It’s the 2nd of October, 2007. We get to Valentine’s early, but already a small table set up in front of the bar’s only window is covered with synthesizers and other electronic devices, microphones, and a large metal salad bowl with crumpled-up bits of tin foil in it. Two gourds rest on the floor beside one of the two chairs. If looks are any guide, this looks to be an interesting concert. Of course, we have heard Matt Marble and J.P. Jenkins before, though never together. That’s a new twist of Portland New Music Society founder Brandon Conway for the 2007-2008 season.
It certainly worked this evening. Everything starts out strong, good low frequency thumps and growls, harsh feedback snarls swirling around the room, thuds and clicks and clatter from various closely-miked objects including, eventually, those little twists of tinfoil in the metal bowl—exquisite, sharp-edged metallic sounds. You could cut your ears on them. And the gourds. Into the mouth of one is placed a live microphone. Too loud. A knob is turned. Still too loud. And several times until the microphone is inside the gourd and hollow sounds echo from the speakers. The gourd is thumped against an also miked slab of wood lying on the table.
And all the while, J.P. sits quietly at the keyboard of a small synthesizer, his fingers deftly, gracefully plucking various wonderful noises out of the machine, almost as if he’s playing the guitar he has entertained us with so many times in the past. While Matt’s part is more theatrical, we come to realize that J.P. is supplying as much of the music as Matt is, and just as various.
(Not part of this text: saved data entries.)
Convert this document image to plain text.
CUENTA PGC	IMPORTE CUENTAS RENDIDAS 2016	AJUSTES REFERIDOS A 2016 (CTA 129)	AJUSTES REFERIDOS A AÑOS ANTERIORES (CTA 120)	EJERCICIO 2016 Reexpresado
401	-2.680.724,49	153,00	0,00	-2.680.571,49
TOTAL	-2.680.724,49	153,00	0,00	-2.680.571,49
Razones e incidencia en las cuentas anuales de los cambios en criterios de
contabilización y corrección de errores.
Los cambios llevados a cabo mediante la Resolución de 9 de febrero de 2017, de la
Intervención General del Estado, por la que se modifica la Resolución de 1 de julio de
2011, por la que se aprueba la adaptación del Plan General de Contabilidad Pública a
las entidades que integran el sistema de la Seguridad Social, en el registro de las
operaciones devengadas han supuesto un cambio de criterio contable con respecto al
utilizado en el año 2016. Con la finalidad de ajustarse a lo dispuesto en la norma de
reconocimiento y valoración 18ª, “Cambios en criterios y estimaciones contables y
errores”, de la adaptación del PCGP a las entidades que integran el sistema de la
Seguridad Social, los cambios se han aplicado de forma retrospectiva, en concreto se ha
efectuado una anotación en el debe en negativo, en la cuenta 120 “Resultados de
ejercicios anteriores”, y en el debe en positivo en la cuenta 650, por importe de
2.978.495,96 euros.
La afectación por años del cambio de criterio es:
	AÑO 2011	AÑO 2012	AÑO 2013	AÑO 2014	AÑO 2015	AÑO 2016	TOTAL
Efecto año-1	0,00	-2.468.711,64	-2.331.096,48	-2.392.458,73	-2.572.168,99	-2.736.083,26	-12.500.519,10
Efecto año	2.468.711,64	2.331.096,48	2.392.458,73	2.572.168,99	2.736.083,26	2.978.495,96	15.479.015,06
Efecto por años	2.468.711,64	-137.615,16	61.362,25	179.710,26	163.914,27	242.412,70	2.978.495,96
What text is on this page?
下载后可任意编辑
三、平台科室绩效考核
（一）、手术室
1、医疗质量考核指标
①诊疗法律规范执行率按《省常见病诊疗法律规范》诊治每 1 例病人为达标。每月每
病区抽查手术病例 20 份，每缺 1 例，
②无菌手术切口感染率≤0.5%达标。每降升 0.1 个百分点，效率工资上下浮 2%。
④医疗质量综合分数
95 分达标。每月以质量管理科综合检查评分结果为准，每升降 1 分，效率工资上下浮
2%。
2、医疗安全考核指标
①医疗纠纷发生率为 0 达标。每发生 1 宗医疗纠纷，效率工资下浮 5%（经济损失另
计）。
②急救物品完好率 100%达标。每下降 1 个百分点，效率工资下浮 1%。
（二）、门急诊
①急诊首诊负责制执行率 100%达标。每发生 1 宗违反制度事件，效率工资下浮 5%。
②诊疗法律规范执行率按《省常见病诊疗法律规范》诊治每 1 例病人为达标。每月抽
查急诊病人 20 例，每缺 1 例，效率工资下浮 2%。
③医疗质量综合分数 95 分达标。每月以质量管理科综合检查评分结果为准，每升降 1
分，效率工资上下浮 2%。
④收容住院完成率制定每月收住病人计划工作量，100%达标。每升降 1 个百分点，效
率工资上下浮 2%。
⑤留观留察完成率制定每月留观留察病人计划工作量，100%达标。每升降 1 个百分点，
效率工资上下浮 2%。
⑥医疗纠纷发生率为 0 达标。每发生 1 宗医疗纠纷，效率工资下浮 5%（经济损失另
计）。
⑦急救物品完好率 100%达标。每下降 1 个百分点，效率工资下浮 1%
It’s all terrific, terrifically noisy, terrifically exciting, terrifically expert music making by two extraordinary musicians. And that’s just the first set. Their second set, using the same assortment of gadgets and objects, is as different from the first set as…, as…, say Beethoven’s third is from his seventh. Not as tight as the first set, the second set starts out with more gestures—obvious, rhythmic ostinatos. More contrivance, maybe, than is altogether welcome in free improv. But then it loses momentum (though never having settled into a “groove”) and instead of becoming less interesting musically, becomes more interesting, and one starts to suspect that the whole set has been a setup, a gentle (albeit noisy) reminder of what live electronics (if not any music) is all about, making good sounds. Or at least that’s how it seemed to me.
And, oddly enough, the second half of the evening, though featuring Matt Hannifin on drums, seemed also to be similarly all about sound, sensual, tactile, reverberant sound.
Hannifin’s first set begins with one felt mallet on an LP compact conga. Then two mallets. Then one mallet shifts to a Korean kwaenggari gong lying flat on the floor. The beats are evenly precise, only the force of the blows varies—just as precisely, just as controlled. Subtle changes only. It’s a real stunner and over way too soon. Matt says he loses all sense of time when he plays, and so do we. We are just left feeling when the set is over that we could easily have listened for considerably longer.
The second set is just one drum, an Iranian tombak, played with the fingers, which create an intricate web of sound that snares all of us fortunate enough to have attended this first fall concert of the Portland New Music Society.
I attend a lot of concerts and am not all that easy to please. I had already heard two of these three and knew enough about the third to have high hopes for the whole evening. The reality simply, gracefully, effortlessly exceeded all my expectations.